Condamne M. [Z] aux dépens ;
En application de l'article 700 du code de procédure civile, rejette la demande formée par M. [Z] ;
Dit que sur les diligences du procureur général près la Cour de cassation, le présent arrêt sera transmis pour être transcrit en marge ou à la suite de l'arrêt partiellement cassé ;
Ainsi fait et jugé par la Cour de cassation, deuxième chambre civile, prononcé en l'audience publique du seize mars deux mille vingt-trois par Mme Taillandier-Thomas, conseiller doyen, et signé par elle, en remplacement du président empêché, conformément aux dispositions des articles 452 et 456 du code de procédure civile. MOYEN ANNEXE au présent arrêt
Moyen produit par la SARL Cabinet Briard, avocat aux Conseils, pour l'Etablissement national des invalides de la marine (ENIM)

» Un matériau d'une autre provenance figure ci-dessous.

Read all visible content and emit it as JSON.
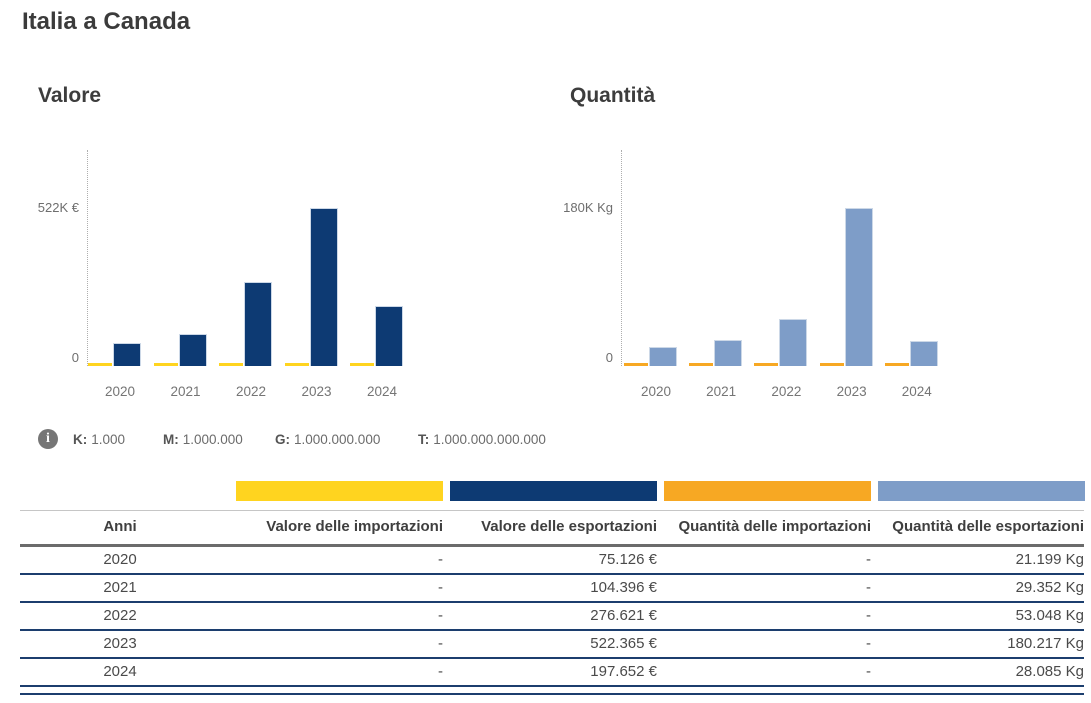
{
  "page": {
    "title": "Italia a Canada"
  },
  "info_legend": {
    "icon": "info-icon",
    "items": [
      {
        "label": "K:",
        "value": "1.000"
      },
      {
        "label": "M:",
        "value": "1.000.000"
      },
      {
        "label": "G:",
        "value": "1.000.000.000"
      },
      {
        "label": "T:",
        "value": "1.000.000.000.000"
      }
    ]
  },
  "colors": {
    "import_value": "#FFD41F",
    "export_value": "#0D3A73",
    "import_quantity": "#F7A823",
    "export_quantity": "#7E9DC8",
    "table_line": "#1C3E6E"
  },
  "chart_data": [
    {
      "type": "bar",
      "title": "Valore",
      "categories": [
        "2020",
        "2021",
        "2022",
        "2023",
        "2024"
      ],
      "series": [
        {
          "name": "Valore delle importazioni",
          "color_key": "import_value",
          "values": [
            0,
            0,
            0,
            0,
            0
          ]
        },
        {
          "name": "Valore delle esportazioni",
          "color_key": "export_value",
          "values": [
            75126,
            104396,
            276621,
            522365,
            197652
          ]
        }
      ],
      "unit": "€",
      "ylim": [
        0,
        522365
      ],
      "y_axis": {
        "top_tick_value": 522000,
        "top_tick_label": "522K €",
        "zero_label": "0"
      },
      "grid": false,
      "legend_position": "none"
    },
    {
      "type": "bar",
      "title": "Quantità",
      "categories": [
        "2020",
        "2021",
        "2022",
        "2023",
        "2024"
      ],
      "series": [
        {
          "name": "Quantità delle importazioni",
          "color_key": "import_quantity",
          "values": [
            0,
            0,
            0,
            0,
            0
          ]
        },
        {
          "name": "Quantità delle esportazioni",
          "color_key": "export_quantity",
          "values": [
            21199,
            29352,
            53048,
            180217,
            28085
          ]
        }
      ],
      "unit": "Kg",
      "ylim": [
        0,
        180217
      ],
      "y_axis": {
        "top_tick_value": 180000,
        "top_tick_label": "180K Kg",
        "zero_label": "0"
      },
      "grid": false,
      "legend_position": "none"
    }
  ],
  "table": {
    "columns": [
      {
        "label": "Anni",
        "align": "center",
        "swatch": null
      },
      {
        "label": "Valore delle importazioni",
        "align": "right",
        "swatch": "import_value"
      },
      {
        "label": "Valore delle esportazioni",
        "align": "right",
        "swatch": "export_value"
      },
      {
        "label": "Quantità delle importazioni",
        "align": "right",
        "swatch": "import_quantity"
      },
      {
        "label": "Quantità delle esportazioni",
        "align": "right",
        "swatch": "export_quantity"
      }
    ],
    "rows": [
      [
        "2020",
        "-",
        "75.126 €",
        "-",
        "21.199 Kg"
      ],
      [
        "2021",
        "-",
        "104.396 €",
        "-",
        "29.352 Kg"
      ],
      [
        "2022",
        "-",
        "276.621 €",
        "-",
        "53.048 Kg"
      ],
      [
        "2023",
        "-",
        "522.365 €",
        "-",
        "180.217 Kg"
      ],
      [
        "2024",
        "-",
        "197.652 €",
        "-",
        "28.085 Kg"
      ]
    ]
  }
}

L'Enim fait grief à l'arrêt attaqué d'avoir confirmé le jugement en ce qu'il l'a condamné à, premièrement, calculer les droits de retraite de M. [Z] à compter du 1er octobre 2016 sur la base de 37 ans, 2 mois et 29 jours de période cotisée et d'un salaire forfaitaire de la 9e catégorie, deuxièmement, justifier de ce calcul auprès du marin et de son conseil et, troisièmement, payer à l'intéressé les arriérés de pension dus depuis le 1er octobre 2016 selon ce calcul, avec intérêts au légal sur chaque échéance mensuelle à compter du 1er octobre 2016 jusqu'à la date du paiement ;
Alors qu'entrent en compte pour la pension d'ancienneté, dans la limite de la durée de services requis pour ouvrir droit à une telle pension, les périodes d'incapacité permanente de travail pendant lesquelles le marin a perçu, en raison d'une maladie ou d'un accident non professionnels, une pension d'invalidité sur le régime de prévoyance des marins ; que par conséquent, seules peuvent être comptabilisées, parmi les périodes durant lesquelles une pension d'invalidité a été perçue, celles qu'il faut ajouter, en complément des années de services accomplis par le marin, pour parvenir au seuil de vingt-cinq années lui ouvrant droit à pension d'ancienneté ; que pour condamner l'Enim à calculer les droits de retraite de M. [Z] sur la base de 37 ans, 2 mois et 29 jours de période cotisée, l'arrêt retient que le temps pendant lequel un marin placé en invalidité perçoit une pension correspondante est pris en compte, pour une durée de vingt-cinq années au maximum, dans le calcul des annuités de retraite, que cela garantit à un marin, même placé en invalidité au tout début de sa carrière, le bénéfice des vingt-cinq annuités nécessaires à la perception d'une retraite, qu'il s'agit là d'un niveau de garantie minimum, que les textes ne prévoient pas d'exclure du calcul de l'assiette de la pension de retraite les annuités dont le marin aurait pu bénéficier avant son placement en invalidité, que M. [Z] a cumulé près de vingt-quatre années de travail et treize années d'invalidité et que ces années d'invalidité, d'un nombre inférieur à vingt-cinq, doivent être prises en compte en totalité pour le calcul de l'assiette de la pension de retraite, en cumul avec les annuités précédemment acquises ; qu'en statuant ainsi, quand seule pouvait être prise en compte la période d'invalidité devant être additionnée aux années de services accomplis par le marin afin de parvenir aux vingt-cinq années conditionnant l'ouverture de son droit à pension d'ancienneté, la cour d'appel a violé l'article L. 5552-16 du code des transports, ensemble les articles R. 2 et R. 8 du code des pensions de retraite des marins français du commerce, de pêche ou de plaisance.